I grabbed a jerry can full of water (Note to those that want to try this: scale the amount of water in the can to suit your purposes, and make sure the cap doesn't leak, unless you like getting soaked on a wind-swept range) and did some Overhead Squats, some Overhead Lunges, used the water can as a platform to raise my feet for elevated push-ups, did Kettle-bell swings with the water can, and then did Hand-stand Push Ups against the range shack. Of course people (who were standing around smoking and playing grab-***) were likely snickering and saying "WTF is that guy doing?!?!?!", but at least I  got my workout in without the benefit of a climate controlled gym. Another example: we were watching some video from A'stan the other day, and for a fleeting second, I saw a soldier (not sure if Infantry or Armour) doing bicep curls via a piece of wood, a bungee cord, and his vehicle. BowFlex it wasn't (and a useless exercise, IMO) but he was roughing it, and that  falls in line with the AFM and the AOFP Austere Conditions mentality of improvising and using whatever you have available.
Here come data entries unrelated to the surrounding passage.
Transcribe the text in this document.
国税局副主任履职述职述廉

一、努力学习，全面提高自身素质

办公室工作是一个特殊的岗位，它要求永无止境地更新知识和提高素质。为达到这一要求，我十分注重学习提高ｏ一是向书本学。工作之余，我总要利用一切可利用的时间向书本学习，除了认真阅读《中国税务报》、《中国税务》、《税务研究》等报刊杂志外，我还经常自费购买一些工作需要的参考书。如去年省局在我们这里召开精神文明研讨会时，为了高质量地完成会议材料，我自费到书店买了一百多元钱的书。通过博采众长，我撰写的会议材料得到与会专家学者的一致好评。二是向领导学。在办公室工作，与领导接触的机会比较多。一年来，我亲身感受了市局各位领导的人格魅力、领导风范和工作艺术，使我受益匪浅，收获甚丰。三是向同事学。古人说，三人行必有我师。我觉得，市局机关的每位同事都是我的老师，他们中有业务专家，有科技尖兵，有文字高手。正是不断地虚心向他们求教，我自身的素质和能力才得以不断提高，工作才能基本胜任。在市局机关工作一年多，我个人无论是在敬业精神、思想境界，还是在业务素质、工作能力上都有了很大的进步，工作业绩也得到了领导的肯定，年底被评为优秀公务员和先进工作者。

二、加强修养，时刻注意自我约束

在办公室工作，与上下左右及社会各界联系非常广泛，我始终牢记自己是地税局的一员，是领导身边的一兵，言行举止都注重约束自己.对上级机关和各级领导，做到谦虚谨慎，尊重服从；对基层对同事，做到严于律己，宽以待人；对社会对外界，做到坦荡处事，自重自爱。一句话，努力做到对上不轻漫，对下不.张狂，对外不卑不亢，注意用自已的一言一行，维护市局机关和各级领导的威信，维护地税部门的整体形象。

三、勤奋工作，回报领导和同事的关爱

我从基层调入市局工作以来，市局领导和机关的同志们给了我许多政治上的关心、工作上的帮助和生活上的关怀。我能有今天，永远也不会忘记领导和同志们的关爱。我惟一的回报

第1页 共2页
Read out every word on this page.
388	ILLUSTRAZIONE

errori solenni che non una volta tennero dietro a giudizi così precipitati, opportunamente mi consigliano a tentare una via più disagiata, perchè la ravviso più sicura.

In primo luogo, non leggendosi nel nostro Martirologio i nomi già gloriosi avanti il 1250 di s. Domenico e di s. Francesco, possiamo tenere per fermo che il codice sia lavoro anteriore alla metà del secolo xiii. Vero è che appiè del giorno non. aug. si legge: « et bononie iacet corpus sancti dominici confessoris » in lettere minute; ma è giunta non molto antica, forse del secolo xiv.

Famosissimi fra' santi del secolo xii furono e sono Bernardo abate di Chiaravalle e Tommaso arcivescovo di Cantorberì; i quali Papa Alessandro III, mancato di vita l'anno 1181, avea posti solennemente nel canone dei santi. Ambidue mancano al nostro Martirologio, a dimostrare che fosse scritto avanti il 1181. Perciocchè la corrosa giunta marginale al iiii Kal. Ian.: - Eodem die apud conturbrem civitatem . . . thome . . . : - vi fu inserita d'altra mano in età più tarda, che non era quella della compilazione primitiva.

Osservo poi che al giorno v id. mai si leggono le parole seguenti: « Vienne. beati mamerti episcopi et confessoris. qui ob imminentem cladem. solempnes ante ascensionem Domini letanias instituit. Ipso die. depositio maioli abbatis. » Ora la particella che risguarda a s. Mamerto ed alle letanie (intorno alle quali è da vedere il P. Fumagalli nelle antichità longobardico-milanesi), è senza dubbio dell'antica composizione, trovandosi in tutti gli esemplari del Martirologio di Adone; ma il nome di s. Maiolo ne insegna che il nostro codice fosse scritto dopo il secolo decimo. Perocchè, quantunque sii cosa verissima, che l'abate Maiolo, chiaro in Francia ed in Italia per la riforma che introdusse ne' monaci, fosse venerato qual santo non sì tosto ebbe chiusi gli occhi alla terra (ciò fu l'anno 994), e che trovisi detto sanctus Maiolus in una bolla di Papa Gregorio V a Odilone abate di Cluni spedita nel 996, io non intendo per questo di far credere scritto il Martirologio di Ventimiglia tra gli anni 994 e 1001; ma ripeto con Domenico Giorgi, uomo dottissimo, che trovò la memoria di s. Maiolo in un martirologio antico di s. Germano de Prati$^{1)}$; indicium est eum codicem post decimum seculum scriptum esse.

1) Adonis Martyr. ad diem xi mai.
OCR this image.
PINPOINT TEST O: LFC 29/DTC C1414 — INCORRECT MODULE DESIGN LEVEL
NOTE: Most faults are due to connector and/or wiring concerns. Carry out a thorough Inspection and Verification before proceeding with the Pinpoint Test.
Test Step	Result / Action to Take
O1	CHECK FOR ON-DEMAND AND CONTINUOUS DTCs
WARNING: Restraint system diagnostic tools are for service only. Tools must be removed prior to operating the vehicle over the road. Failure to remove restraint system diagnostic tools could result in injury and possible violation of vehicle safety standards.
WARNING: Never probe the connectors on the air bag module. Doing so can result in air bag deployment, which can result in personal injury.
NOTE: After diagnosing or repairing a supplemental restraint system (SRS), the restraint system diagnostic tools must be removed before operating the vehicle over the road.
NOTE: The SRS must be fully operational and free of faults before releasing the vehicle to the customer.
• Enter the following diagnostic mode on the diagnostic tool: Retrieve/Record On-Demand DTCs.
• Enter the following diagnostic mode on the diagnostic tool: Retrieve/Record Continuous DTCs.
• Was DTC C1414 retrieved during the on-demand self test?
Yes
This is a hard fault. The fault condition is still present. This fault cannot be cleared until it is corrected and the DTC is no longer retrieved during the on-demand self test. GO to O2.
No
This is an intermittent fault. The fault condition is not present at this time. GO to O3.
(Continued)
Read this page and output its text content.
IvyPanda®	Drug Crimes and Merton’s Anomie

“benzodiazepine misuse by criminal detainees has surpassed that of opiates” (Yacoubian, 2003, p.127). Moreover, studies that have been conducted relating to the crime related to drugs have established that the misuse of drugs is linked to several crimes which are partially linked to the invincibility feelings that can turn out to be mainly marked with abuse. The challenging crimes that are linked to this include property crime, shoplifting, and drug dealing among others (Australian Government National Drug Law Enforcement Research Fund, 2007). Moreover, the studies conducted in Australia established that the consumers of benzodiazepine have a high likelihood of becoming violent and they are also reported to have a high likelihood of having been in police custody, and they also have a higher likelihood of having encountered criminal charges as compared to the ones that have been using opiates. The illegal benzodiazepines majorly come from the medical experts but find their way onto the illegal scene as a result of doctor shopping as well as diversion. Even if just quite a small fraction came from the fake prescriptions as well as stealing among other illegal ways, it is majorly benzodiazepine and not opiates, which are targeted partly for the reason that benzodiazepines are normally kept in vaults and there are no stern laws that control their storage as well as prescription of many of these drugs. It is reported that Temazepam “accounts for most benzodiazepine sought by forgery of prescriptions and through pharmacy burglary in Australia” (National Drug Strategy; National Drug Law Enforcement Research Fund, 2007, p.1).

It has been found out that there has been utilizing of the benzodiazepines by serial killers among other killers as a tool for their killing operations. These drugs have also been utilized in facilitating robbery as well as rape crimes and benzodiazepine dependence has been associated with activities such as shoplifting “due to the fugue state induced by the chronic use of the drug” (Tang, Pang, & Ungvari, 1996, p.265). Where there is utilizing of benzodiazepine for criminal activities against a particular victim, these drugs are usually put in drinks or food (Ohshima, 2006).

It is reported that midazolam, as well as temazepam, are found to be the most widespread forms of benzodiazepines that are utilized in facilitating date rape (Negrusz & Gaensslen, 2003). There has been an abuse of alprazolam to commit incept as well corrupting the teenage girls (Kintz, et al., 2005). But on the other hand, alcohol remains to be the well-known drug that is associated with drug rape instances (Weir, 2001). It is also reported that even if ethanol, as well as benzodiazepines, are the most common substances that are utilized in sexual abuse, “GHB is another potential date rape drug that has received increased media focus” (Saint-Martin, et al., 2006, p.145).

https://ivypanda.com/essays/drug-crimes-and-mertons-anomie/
Coyote handles above the surv doors........ suddenly I heard"why are you doing pull up's you freak."
I got pic's of two 25mm ammo cans filled with sand and a camnet pole put into them to make a bar.Thought that was pretty cool myself.










 
Mr. Luomala,

I sent you a PM about your initial post about a CrossFit/AOFP board? I was just wondering if that message got through and if this board still exists.

Cheers
 
EX_RCAC_011 said:
WTF is 'DOMS'?!?!? Da Overall Muscular Strength?!?!? Sorry, but I haven't heard of that before (therefore it mustn't exist  )

However much I do like "Da Overall Muscular Strenght" its slightly a more nerdy Delayed Onset of Muscle Stiffness/Soreness.Or as some people refer to it, WDMBFH Why Does My Back Fat Hurt?

DOMS stands for Delayed Onset Muscle Soreness usually lasting between 48-72 hrs after exercise.